Jack is 8 yrs old. At 18 months, we suspected he was on the spectrum. At 20 months, he was diagnosed with ASD, mild CP, and Sensory Processing Disorder. He has received early interventions since he was two. He could not speak and did frequent verbal stimming and hand flapping. The stimming today is still a tool he uses to regulate his body when he is overstimulated from his surrounding environment. The difference is, today, he interacts with his peers more. He has conversations and he is a funny, smart, and loving boy. My world, and those who know him, are better for knowing and loving Jack. His school has a daily lunch bunch where he plays cooperative games with two typically developing peers. This has transformed his ability to engage and form friendships. He is now having playdates with some of those friends. (Not nearly as many as I would like, but it’s a start). Two friends came over last month and because Jack is not able to athletically keep up with them physically, due to his coordination impairment from CP, they played “News reporters” with a giant projector’s screen. I heard from their moms that both kids had fun.J Jack loved being the weatherman.
He is fascinated with electronics and is gifted with computers. He searches on Youtube for info on “Configuring Windows.” Once, when he was sick with the flu, we went to the pediatricians. He asked each person that we walked past what operating system they were on. “Is that Windows 7?” he’d ask. Each person replied “Windows 10.” Jack said to his doctor, “you are on Windows 7?” The doctor said “It should be Windows 10, or we were robbed.” Jack insisted Windows 7, so his doctor looked at their control panel and sure enough, they were on Windows 7. The doctor asked Jack to be his IT guy, and Jack was happy to find out he was right.
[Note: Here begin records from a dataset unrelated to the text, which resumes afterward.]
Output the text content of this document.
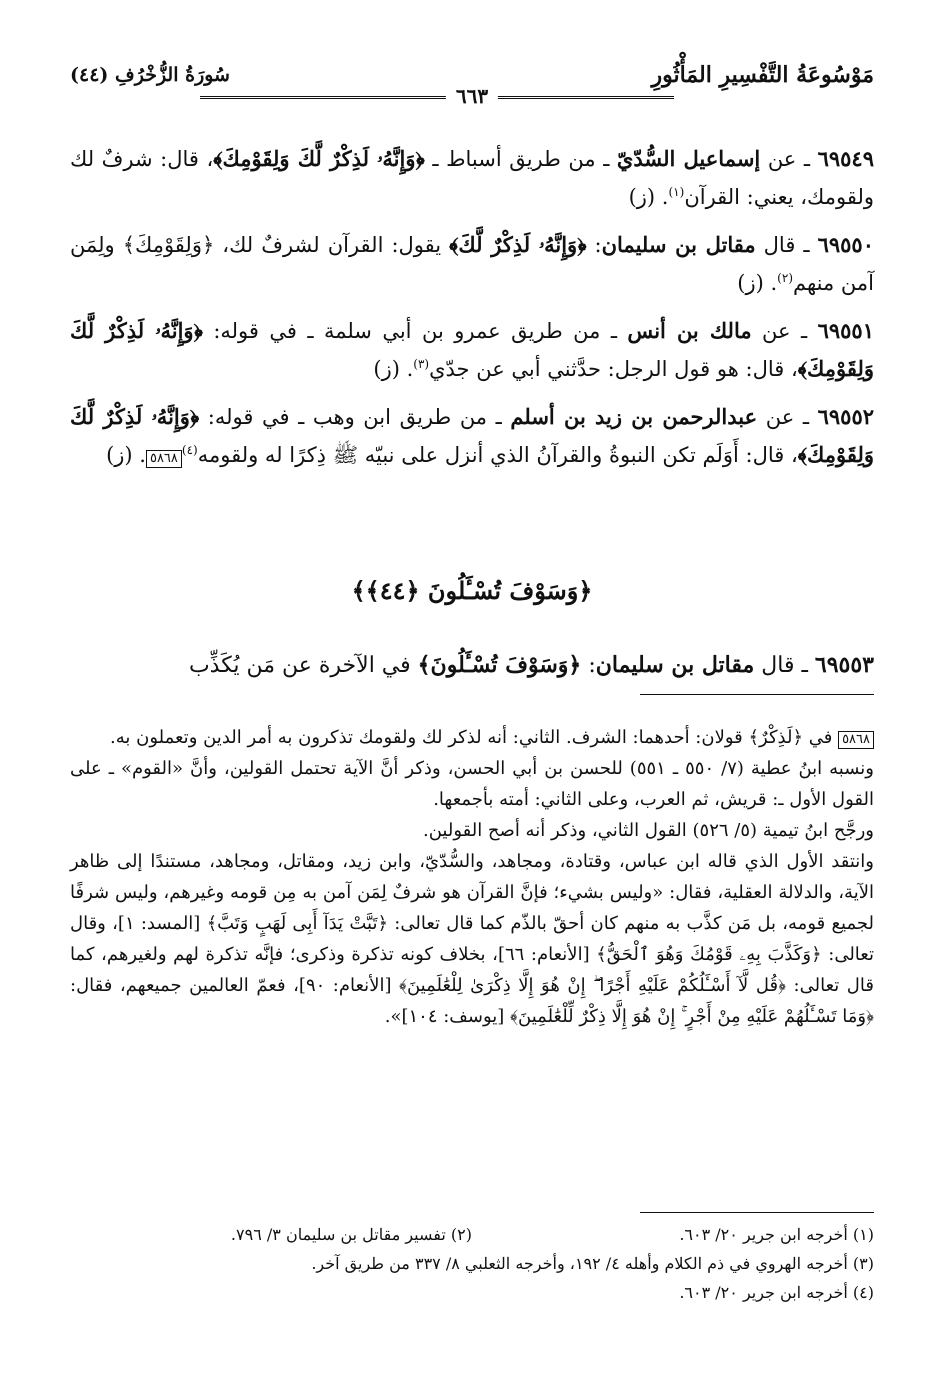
مَوْسُوعَةُ التَّفْسِيرِ المَأْثُورِ
٦٦٣
سُورَةُ الزُّخْرُفِ (٤٤)

٦٩٥٤٩ ـ عن إسماعيل السُّدّيّ ـ من طريق أسباط ـ ﴿وَإِنَّهُۥ لَذِكْرٌ لَّكَ وَلِقَوْمِكَ﴾، قال: شرفٌ لك ولقومك، يعني: القرآن$^{(١)}$. (ز)

٦٩٥٥٠ ـ قال مقاتل بن سليمان: ﴿وَإِنَّهُۥ لَذِكْرٌ لَّكَ﴾ يقول: القرآن لشرفٌ لك، ﴿وَلِقَوْمِكَ﴾ ولِمَن آمن منهم$^{(٢)}$. (ز)

٦٩٥٥١ ـ عن مالك بن أنس ـ من طريق عمرو بن أبي سلمة ـ في قوله: ﴿وَإِنَّهُۥ لَذِكْرٌ لَّكَ وَلِقَوْمِكَ﴾، قال: هو قول الرجل: حدَّثني أبي عن جدّي$^{(٣)}$. (ز)

٦٩٥٥٢ ـ عن عبدالرحمن بن زيد بن أسلم ـ من طريق ابن وهب ـ في قوله: ﴿وَإِنَّهُۥ لَذِكْرٌ لَّكَ وَلِقَوْمِكَ﴾، قال: أَوَلَم تكن النبوةُ والقرآنُ الذي أنزل على نبيّه ﷺ ذِكرًا له ولقومه$^{(٤)}$٥٨٦٨. (ز)

﴿وَسَوْفَ تُسْـَٔلُونَ ﴿٤٤﴾﴾
٦٩٥٥٣ ـ قال مقاتل بن سليمان: ﴿وَسَوْفَ تُسْـَٔلُونَ﴾ في الآخرة عن مَن يُكَذِّب

٥٨٦٨ في ﴿لَذِكْرٌ﴾ قولان: أحدهما: الشرف. الثاني: أنه لذكر لك ولقومك تذكرون به أمر الدين وتعملون به.

ونسبه ابنُ عطية (٧/ ٥٥٠ ـ ٥٥١) للحسن بن أبي الحسن، وذكر أنَّ الآية تحتمل القولين، وأنَّ «القوم» ـ على القول الأول ـ: قريش، ثم العرب، وعلى الثاني: أمته بأجمعها.

ورجَّح ابنُ تيمية (٥/ ٥٢٦) القول الثاني، وذكر أنه أصح القولين.

وانتقد الأول الذي قاله ابن عباس، وقتادة، ومجاهد، والسُّدّيّ، وابن زيد، ومقاتل، ومجاهد، مستندًا إلى ظاهر الآية، والدلالة العقلية، فقال: «وليس بشيء؛ فإنَّ القرآن هو شرفٌ لِمَن آمن به مِن قومه وغيرهم، وليس شرفًا لجميع قومه، بل مَن كذَّب به منهم كان أحقّ بالذّم كما قال تعالى: ﴿تَبَّتْ يَدَآ أَبِى لَهَبٍ وَتَبَّ﴾ [المسد: ١]، وقال تعالى: ﴿وَكَذَّبَ بِهِۦ قَوْمُكَ وَهُوَ ٱلْحَقُّ﴾ [الأنعام: ٦٦]، بخلاف كونه تذكرة وذكرى؛ فإنَّه تذكرة لهم ولغيرهم، كما قال تعالى: ﴿قُل لَّآ أَسْـَٔلُكُمْ عَلَيْهِ أَجْرًا ۖ إِنْ هُوَ إِلَّا ذِكْرَىٰ لِلْعَٰلَمِينَ﴾ [الأنعام: ٩٠]، فعمّ العالمين جميعهم، فقال: ﴿وَمَا تَسْـَٔلُهُمْ عَلَيْهِ مِنْ أَجْرٍ ۚ إِنْ هُوَ إِلَّا ذِكْرٌ لِّلْعَٰلَمِينَ﴾ [يوسف: ١٠٤]».

(١) أخرجه ابن جرير ٢٠/ ٦٠٣.
(٢) تفسير مقاتل بن سليمان ٣/ ٧٩٦.
(٣) أخرجه الهروي في ذم الكلام وأهله ٤/ ١٩٢، وأخرجه الثعلبي ٨/ ٣٣٧ من طريق آخر.
(٤) أخرجه ابن جرير ٢٠/ ٦٠٣.
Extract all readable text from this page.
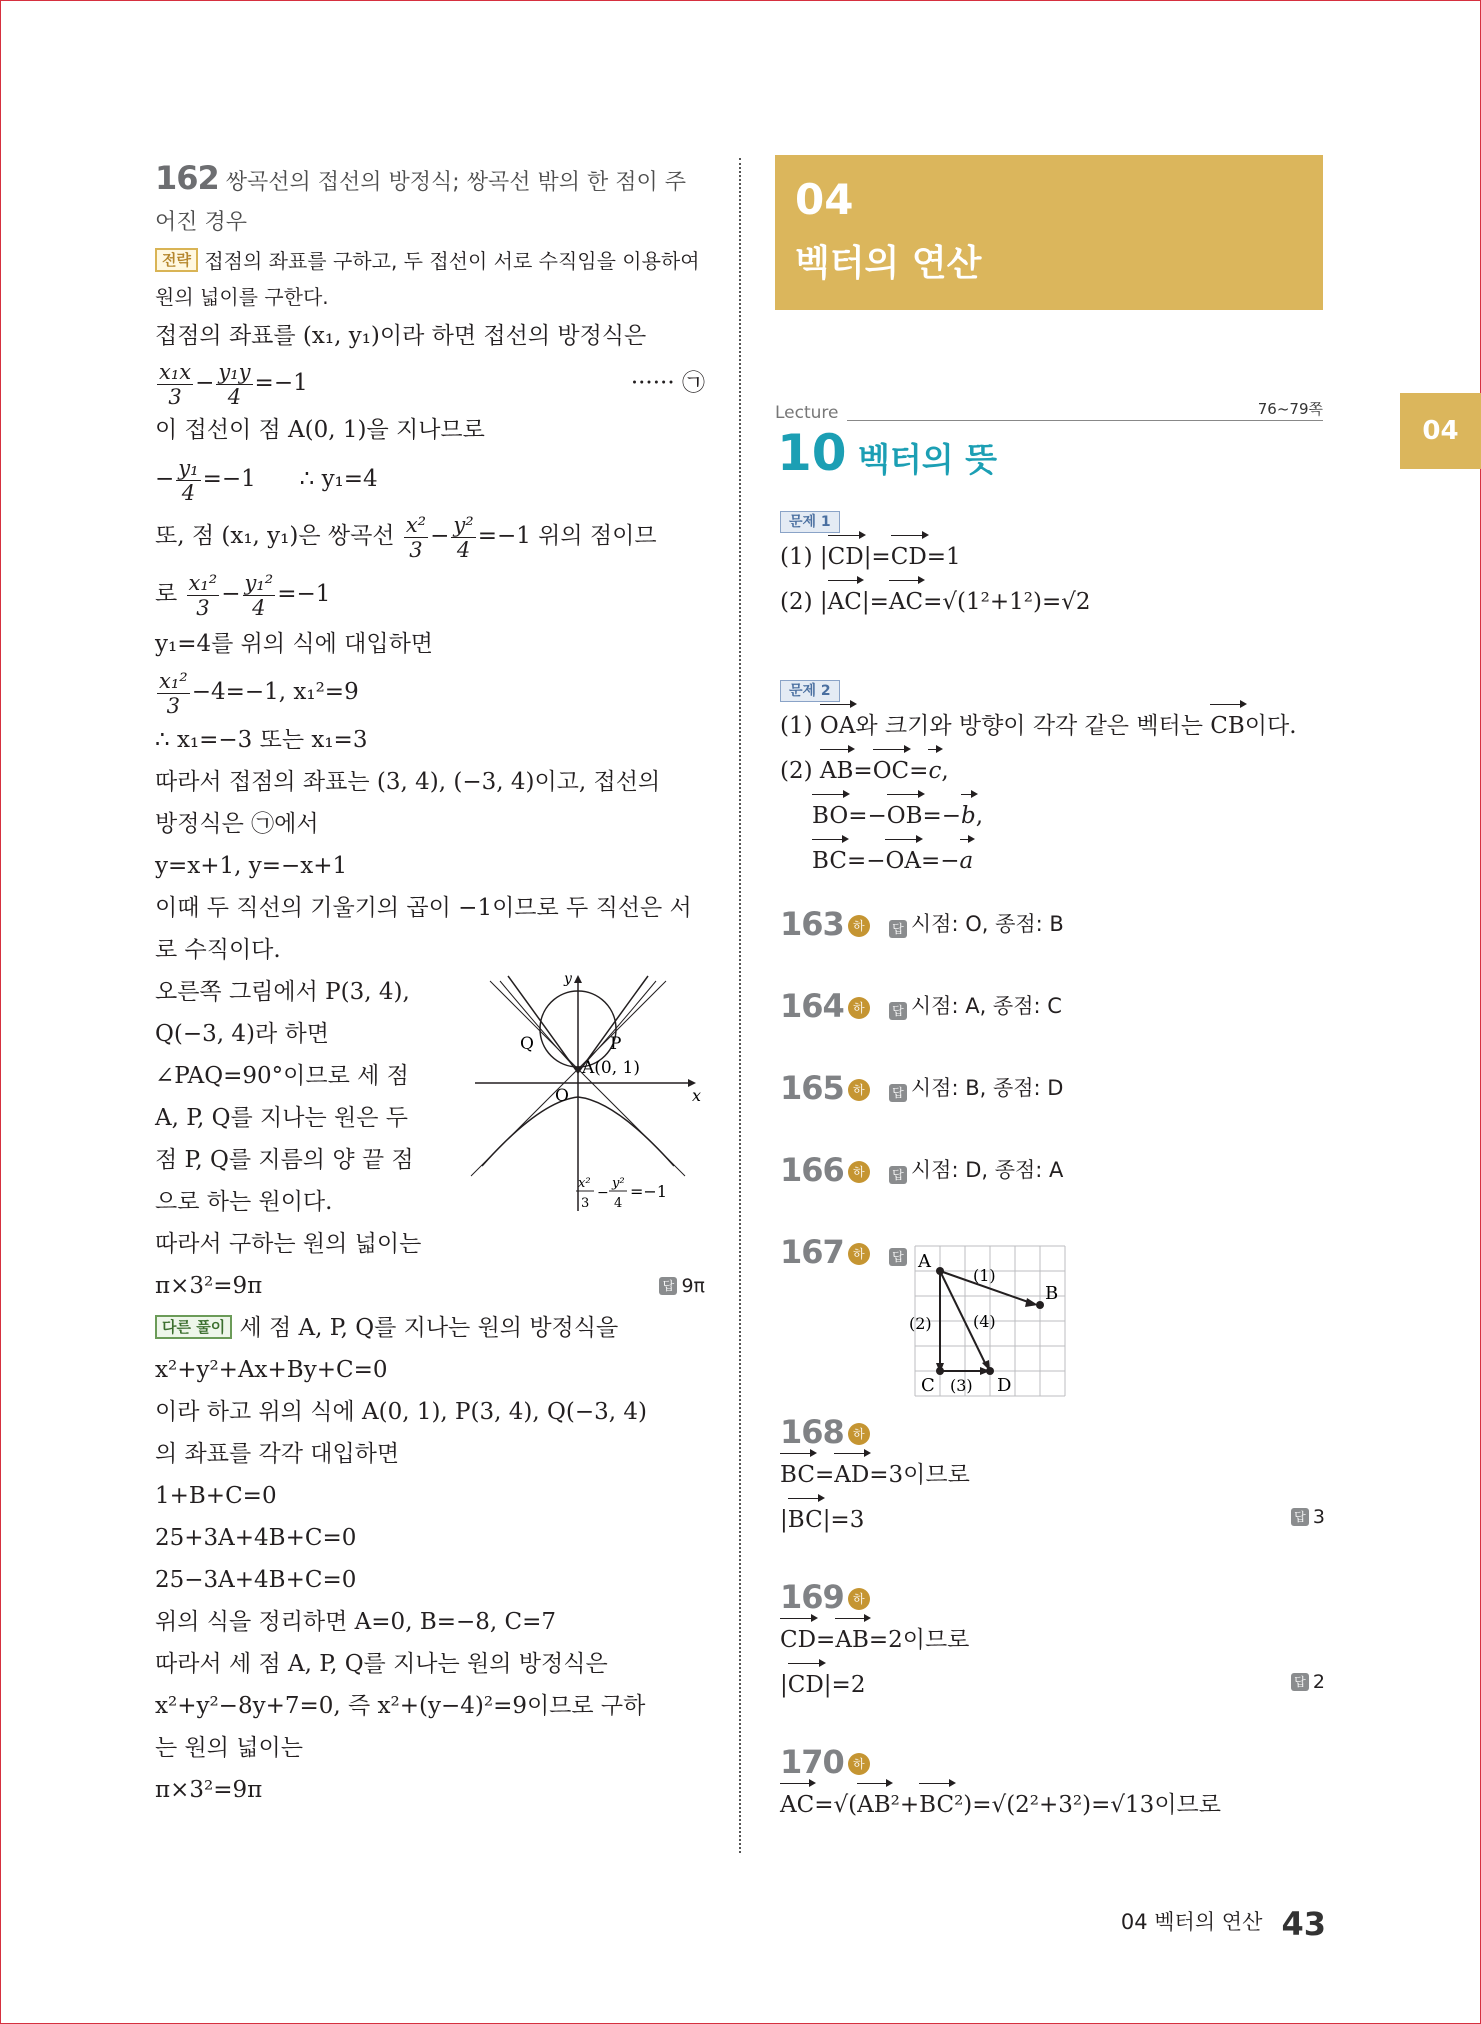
162 쌍곡선의 접선의 방정식; 쌍곡선 밖의 한 점이 주어진 경우
전략 접점의 좌표를 구하고, 두 접선이 서로 수직임을 이용하여
원의 넓이를 구한다.
접점의 좌표를 (x₁, y₁)이라 하면 접선의 방정식은
$\frac{\text{x₁x}}{3} - \frac{\text{y₁y}}{4} =-1$	······ ㉠
이 접선이 점 A(0, 1)을 지나므로
− $\frac{\text{y₁}}{4} =-1$      ∴ y₁=4
또, 점 (x₁, y₁)은 쌍곡선 $\frac{\text{x²}}{3} - \frac{\text{y²}}{4} =-1$ 위의 점이므
로 $\frac{\text{x₁²}}{3} - \frac{\text{y₁²}}{4} =-1$
y₁=4를 위의 식에 대입하면
$\frac{\text{x₁²}}{3} -4=-1$, x₁²=9
∴ x₁=−3 또는 x₁=3
따라서 접점의 좌표는 (3, 4), (−3, 4)이고, 접선의
방정식은 ㉠에서
y=x+1, y=−x+1
이때 두 직선의 기울기의 곱이 −1이므로 두 직선은 서
로 수직이다.
오른쪽 그림에서 P(3, 4),
Q(−3, 4)라 하면
∠PAQ=90°이므로 세 점
A, P, Q를 지나는 원은 두
점 P, Q를 지름의 양 끝 점
으로 하는 원이다.
따라서 구하는 원의 넓이는
y
x
Q	P
O
A(0, 1)
x²
3
−
y²
4
=−1
π×3²=9π	답 9π
다른 풀이 세 점 A, P, Q를 지나는 원의 방정식을
x²+y²+Ax+By+C=0
이라 하고 위의 식에 A(0, 1), P(3, 4), Q(−3, 4)
의 좌표를 각각 대입하면
1+B+C=0
25+3A+4B+C=0
25−3A+4B+C=0
위의 식을 정리하면 A=0, B=−8, C=7
따라서 세 점 A, P, Q를 지나는 원의 방정식은
x²+y²−8y+7=0, 즉 x²+(y−4)²=9이므로 구하
는 원의 넓이는
π×3²=9π
04
벡터의 연산
Lecture	76~79쪽
10 벡터의 뜻
문제 1
(1) |CD|=CD=1
(2) |AC|=AC=√(1²+1²)=√2
문제 2
(1) OA와 크기와 방향이 각각 같은 벡터는 CB이다.
(2) AB=OC=c,
BO=−OB=−b,
BC=−OA=−a
163 하 답 시점: O, 종점: B
164 하 답 시점: A, 종점: C
165 하 답 시점: B, 종점: D
166 하 답 시점: D, 종점: A
167 하 답 A
B
C	D
(1)
(2)
(3)
(4)
168 하
BC=AD=3이므로
|BC|=3	답 3
169 하
CD=AB=2이므로
|CD|=2	답 2
170 하
AC=√(AB²+BC²)=√(2²+3²)=√13이므로
04
04 벡터의 연산 43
We are blessed with people all around us who put the time in to those moments that contribute to the shift and change that help create a better future for Jack. Those moments where many times people are caught up in the fast pace of their own world, but for the people who take time to know the child with autism, it is a gift for that child, their family and a chance to develop the social skills needed to function in society. I wish this for all of our special children: to be heard, for the voice they fought so hard to have! When they are upset, LISTEN, because a slight adjustment in our approach can help resolve their frustrations and allow them to access the work, the conversations, and the friendships.
I am thankful to all the special people who devote their lives to helping these children be successful in life. We are still climbing that hill and still have hurdles and obstacles that are in front of us. The people who help us: our daughter, who has been Jack’s playmate and peer role-model, the doctors, the therapists (OT, PT, Speech, ABA), our Church, our friends and some of their children, and our extended family, are all pieces in Jack’s puzzle.